After the kids went to bed, Dana, Shawn, and I had another one of those end-of-life conversations that have become our new normal since my stage 4 diagnosis. I was happy to tell them that I had figured out—and typed up—what I would like for my memorial service. It is interesting to me how calm and practical I am discussing such things. Perhaps this is a lovely side effect of being safe in Jesus’ arms.

Shawn brought me home around 8:30 pm. I have pretty much given up driving because I prefer to spend my limited energy elsewhere.

Remembering that my phone had dinged earlier with a notification, I checked it. What an exciting surprise! My brothers will be visiting me for a weekend soon. (John lives in Washington state and Bob lives in Kentucky

p.s. This morning the hair loss began.  It is such a messy process. Time for a hair shave.

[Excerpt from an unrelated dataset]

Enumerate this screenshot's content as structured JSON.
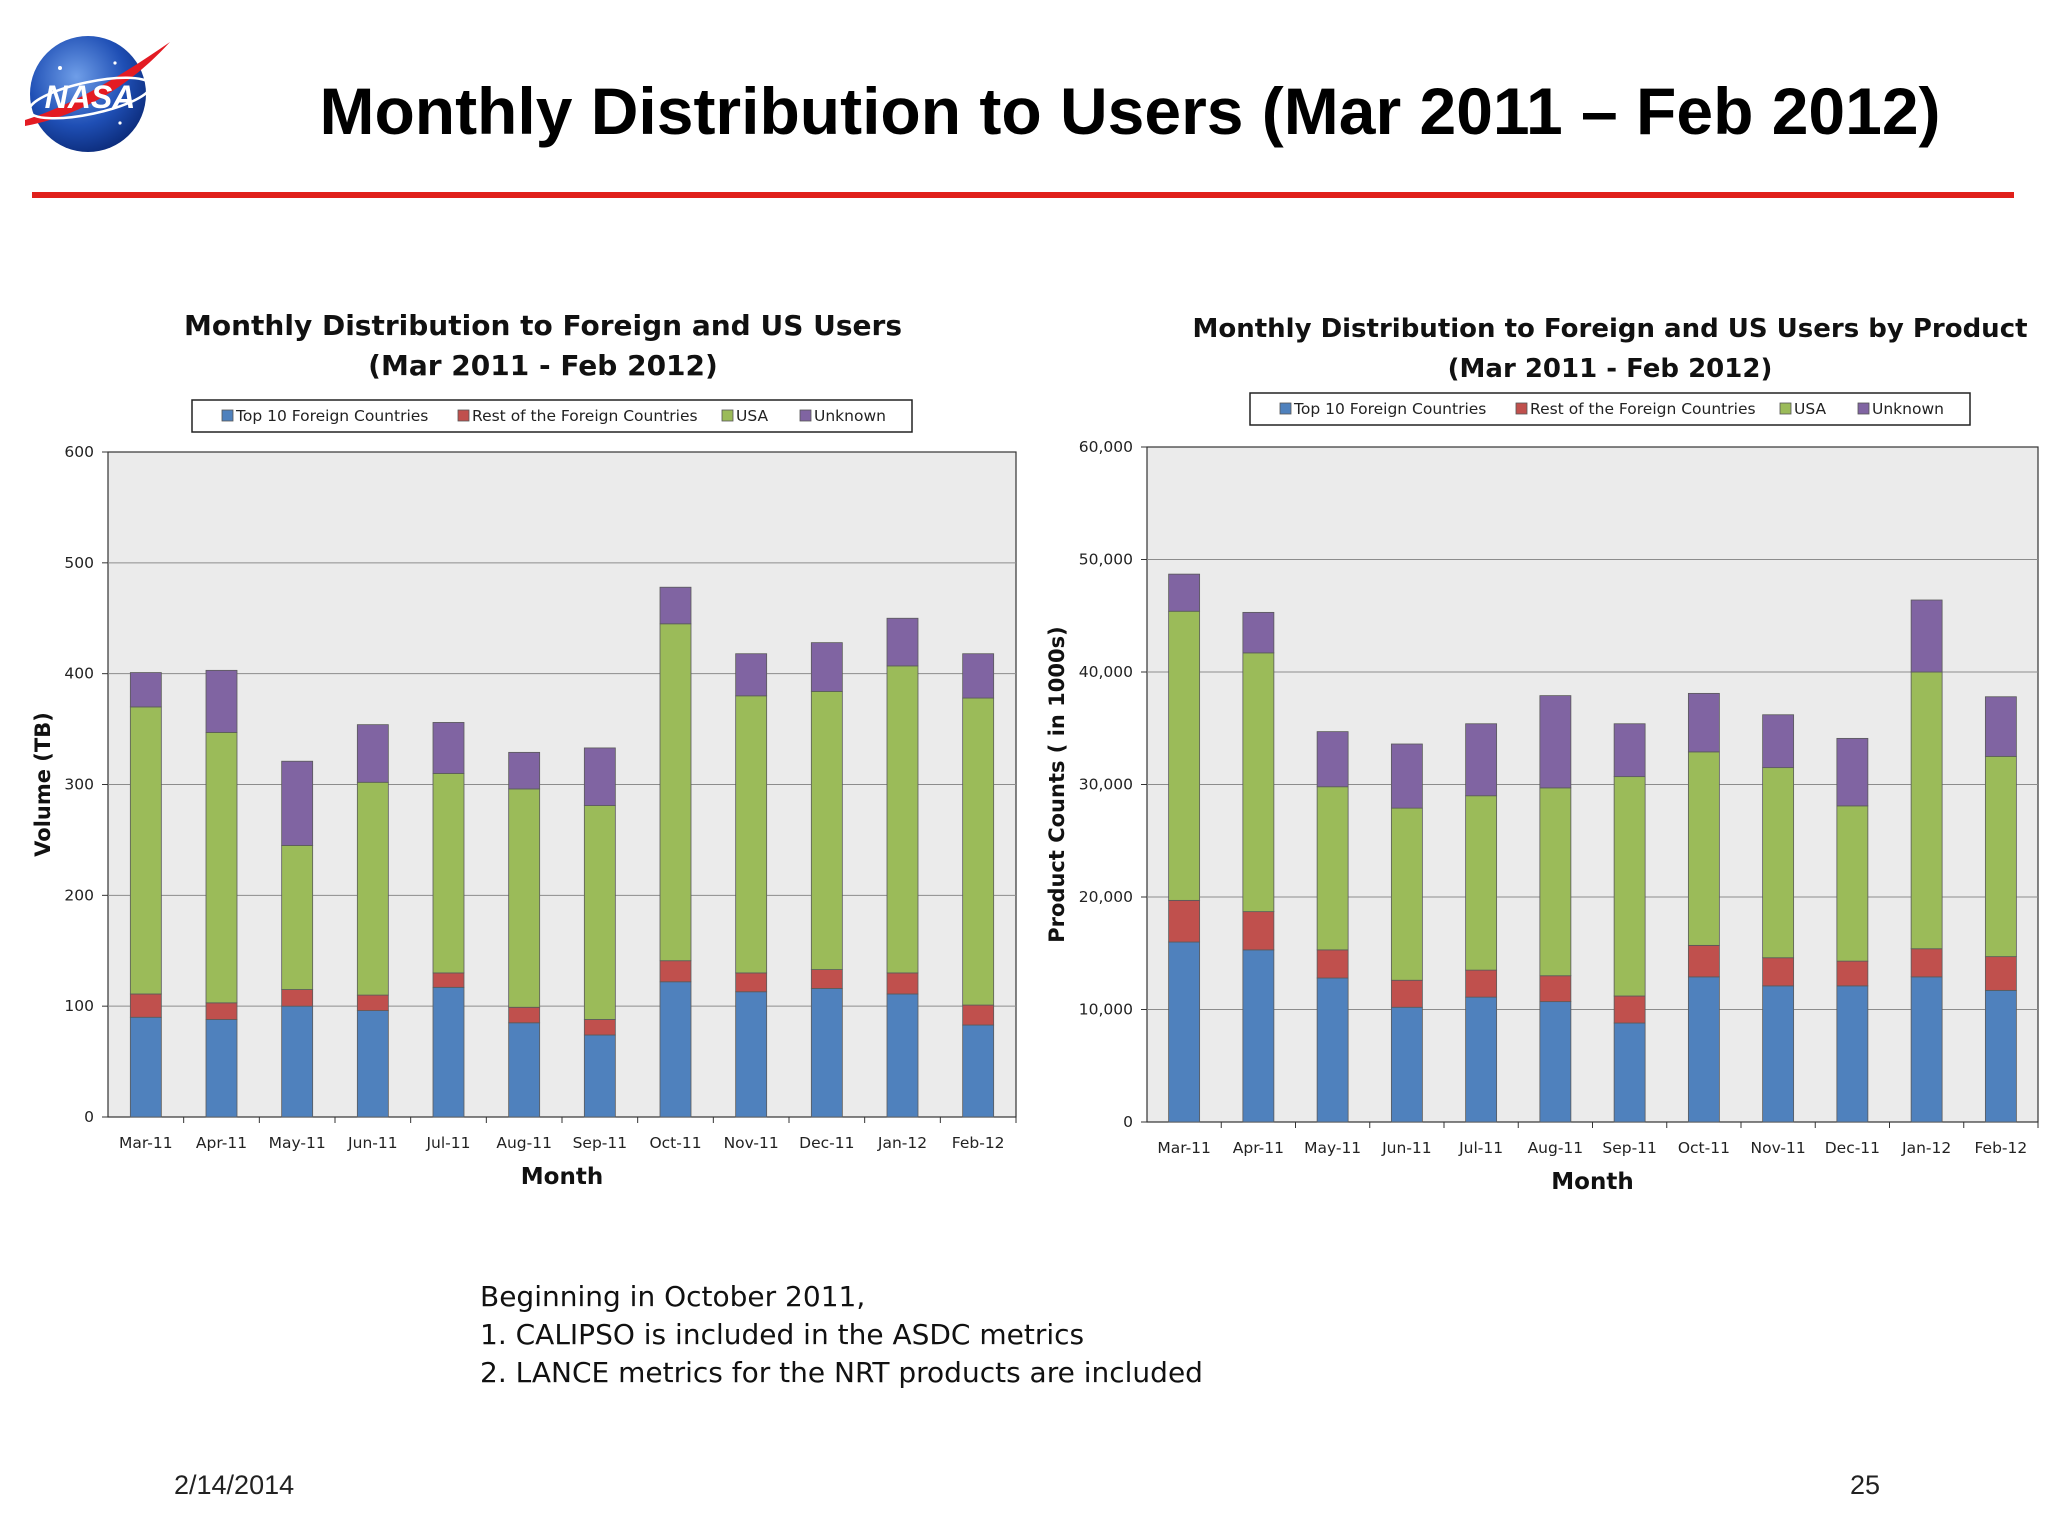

I’ve had my hair back after the second cancer go-round just long enough to have one trim and one cut. Oh well. I have thoroughly enjoyed the gray this year—I mean, when you wait until age 70 to finally get a good amount of gray hair, you’ve got to enjoy it! I am hoping, though, that I keep my eyebrows and remaining eyelashes.

Friday, October 10, 2025

October 4 Family Picture Day






Annabelle, a week short of 7 months old



Benjamin, age 16



Elijah, age 3 (turning 4 in December)



Ava, age 7



Joelle, going on 13 (at the end of February)


My two did not inherit my shortness!

Josiah, age 10






I've been singing "Patty Cake" for about 15 years, always just after "The Wheels on the Bus"!